Doctors jokes
Doctor: I’m going to have to turn you away.
Orphan: But why?
Doctor: Because I’m a family doctor.
Why can't Oregon go to the doctor?
Because they need parents' signature.
A man walks into a doctor's office, naked and wrapped in Glad Wrap.
The doctor replies with: "I can clearly see your nuts."
I tell my therapist I’m scared of the 3rd, 9th, and 15th letter of the alphabet.
Doctor: Oh, I see.
Me: Ahhhh!!!!!
What TV series do orphans hate?
"House, M.D."
I broke my arm in two places. You know what the doctor told me? Stay out of those places!
What do you call a Panera Bread doctor?
A Panera med.
What is a similarity between priests and doctors?
They both have fetishes for their professions.
Doctor: You should stop masturbating.
Me: Doc, I'm almost done.
Unbelievable! When doctors touch my body, it’s alright, but if I do the same to some lady, apparently it’s "harassment!"

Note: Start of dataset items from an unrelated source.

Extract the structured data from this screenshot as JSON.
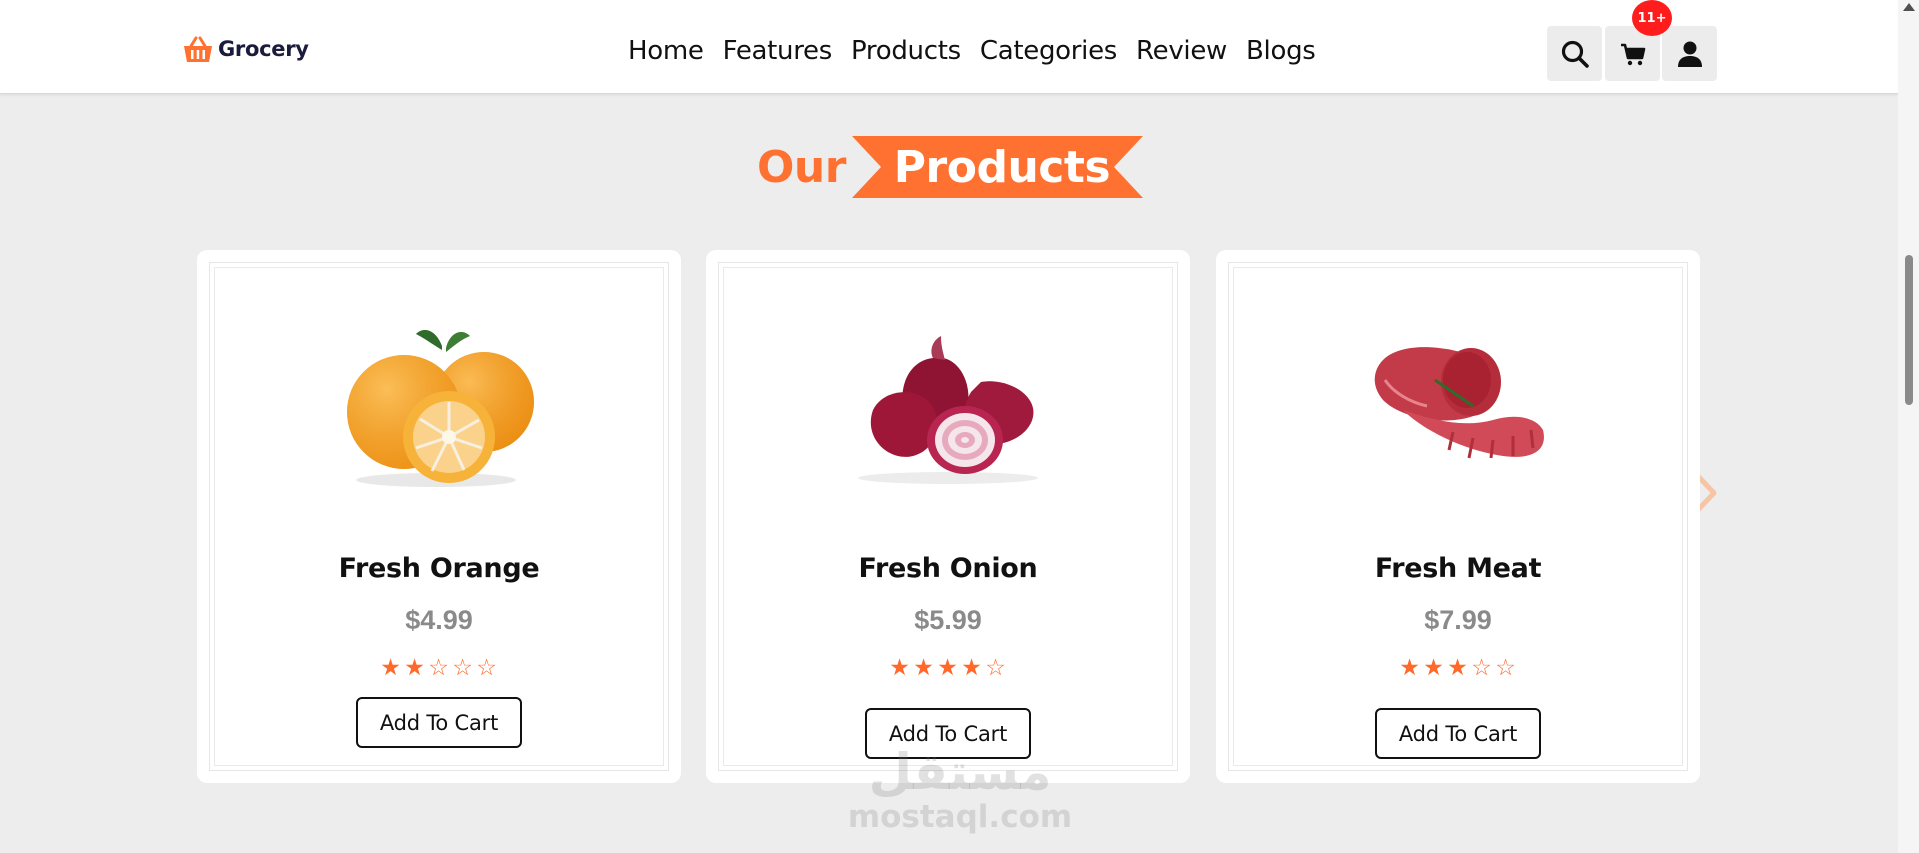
{
  "header": {
    "logo_text": "Grocery",
    "nav": [
      "Home",
      "Features",
      "Products",
      "Categories",
      "Review",
      "Blogs"
    ],
    "cart_badge": "11+"
  },
  "section": {
    "heading_plain": "Our",
    "heading_highlight": "Products"
  },
  "products": [
    {
      "name": "Fresh Orange",
      "price": "$4.99",
      "rating": 2,
      "button": "Add To Cart"
    },
    {
      "name": "Fresh Onion",
      "price": "$5.99",
      "rating": 4,
      "button": "Add To Cart"
    },
    {
      "name": "Fresh Meat",
      "price": "$7.99",
      "rating": 3,
      "button": "Add To Cart"
    }
  ],
  "watermark": {
    "arabic": "مستقل",
    "latin": "mostaql.com"
  },
  "colors": {
    "accent": "#ff7131",
    "badge": "#ff1c1c",
    "price": "#8a8a8a"
  }
}
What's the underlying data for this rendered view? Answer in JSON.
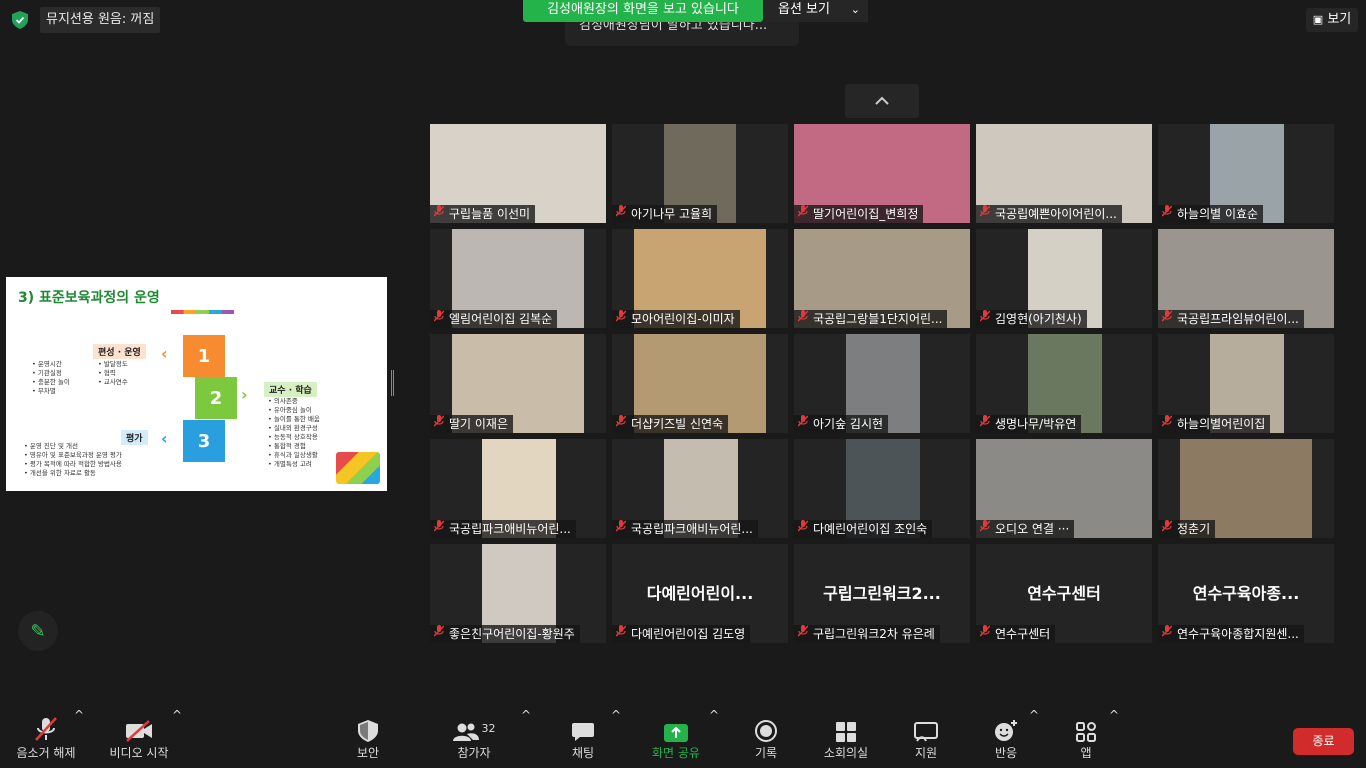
{
  "top": {
    "music_mode": "뮤지션용 원음: 꺼짐",
    "share_banner": "김성애원장의 화면을 보고 있습니다",
    "view_options": "옵션 보기",
    "speaking": "김성애원장님이 말하고 있습니다...",
    "view_label": "보기"
  },
  "slide": {
    "title": "3) 표준보육과정의 운영",
    "labels": [
      "편성 · 운영",
      "교수 · 학습",
      "평가"
    ],
    "numbers": [
      "1",
      "2",
      "3"
    ],
    "list_a": [
      "운영시간",
      "기관실정",
      "충분한 놀이",
      "무차별"
    ],
    "list_b": [
      "발달정도",
      "협력",
      "교사연수"
    ],
    "list_c": [
      "의사존중",
      "유아중심 놀이",
      "놀이를 통한 배움",
      "실내외 환경구성",
      "능동적 상호작용",
      "통합적 경험",
      "휴식과 일상생활",
      "개별특성 고려"
    ],
    "list_d": [
      "운영 진단 및 개선",
      "영유아 및 표준보육과정 운영 평가",
      "평가 목적에 따라 적합한 방법사용",
      "개선을 위한 자료로 활동"
    ]
  },
  "participants": [
    {
      "name": "구립늘품 이선미",
      "big": ""
    },
    {
      "name": "아기나무 고율희",
      "big": ""
    },
    {
      "name": "딸기어린이집_변희정",
      "big": ""
    },
    {
      "name": "국공립예쁜아이어린이...",
      "big": ""
    },
    {
      "name": "하늘의별 이효순",
      "big": ""
    },
    {
      "name": "엘림어린이집 김복순",
      "big": ""
    },
    {
      "name": "모아어린이집-이미자",
      "big": ""
    },
    {
      "name": "국공립그랑블1단지어린...",
      "big": ""
    },
    {
      "name": "김영현(아기천사)",
      "big": ""
    },
    {
      "name": "국공립프라임뷰어린이...",
      "big": ""
    },
    {
      "name": "딸기 이재은",
      "big": ""
    },
    {
      "name": "더샵키즈빌 신연숙",
      "big": ""
    },
    {
      "name": "아기숲 김시현",
      "big": ""
    },
    {
      "name": "생명나무/박유연",
      "big": ""
    },
    {
      "name": "하늘의별어린이집",
      "big": ""
    },
    {
      "name": "국공립파크애비뉴어린...",
      "big": ""
    },
    {
      "name": "국공립파크애비뉴어린...",
      "big": ""
    },
    {
      "name": "다예린어린이집 조인숙",
      "big": ""
    },
    {
      "name": "오디오 연결 ···",
      "big": ""
    },
    {
      "name": "정춘기",
      "big": ""
    },
    {
      "name": "좋은친구어린이집-황원주",
      "big": ""
    },
    {
      "name": "다예린어린이집 김도영",
      "big": "다예린어린이..."
    },
    {
      "name": "구립그린워크2차 유은례",
      "big": "구립그린워크2..."
    },
    {
      "name": "연수구센터",
      "big": "연수구센터"
    },
    {
      "name": "연수구육아종합지원센...",
      "big": "연수구육아종..."
    }
  ],
  "toolbar": {
    "mute": "음소거 해제",
    "video": "비디오 시작",
    "security": "보안",
    "participants": "참가자",
    "participants_count": "32",
    "chat": "채팅",
    "share": "화면 공유",
    "record": "기록",
    "breakout": "소회의실",
    "support": "지원",
    "reactions": "반응",
    "apps": "앱",
    "end": "종료"
  },
  "colors": {
    "accent_green": "#24b24b",
    "end_red": "#d12b2b",
    "muted_red": "#e03a3a"
  }
}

Went to the doctor, told him I've been having dreams, first about a wigwam, then about a teepee. He said I was too tense.
The doctor said I had two years to live, so I shot him. The warden gave me 50. Problem solved!
My doctor said I could have up to 20 units a week. But now I've eaten half of my kitchen.
Patient: Doctor, I feel like a needle.
Doctor: I see your point!
This guy goes to the doctor and says, “I think I’m a wigwam, no, I think I’m a teepee, no, I must be a wigwam, no, a teepee.”
The doctor tells him, “I think I understand your problem. You’re two tents.”
Is their [there] a doctor anywhere?
My mom has a few problems & those problems is [are] that my mom has big tits, fat ass & sweet pussy that needs attention. Help anyone.
Friend: Hi!
Me: Who are you?
Friend: ...your friend?
Me: What are you talking about? The doctor already said I couldn’t have any.
Why was the North Tower a bad doctor when the South Tower collapsed?
Because the North Tower didn’t do CPR.
Your mama is so fat, when she stepped on the scale the doctor asked for her weight, not her phone number.
The only doctor you have is Doctor Pepper.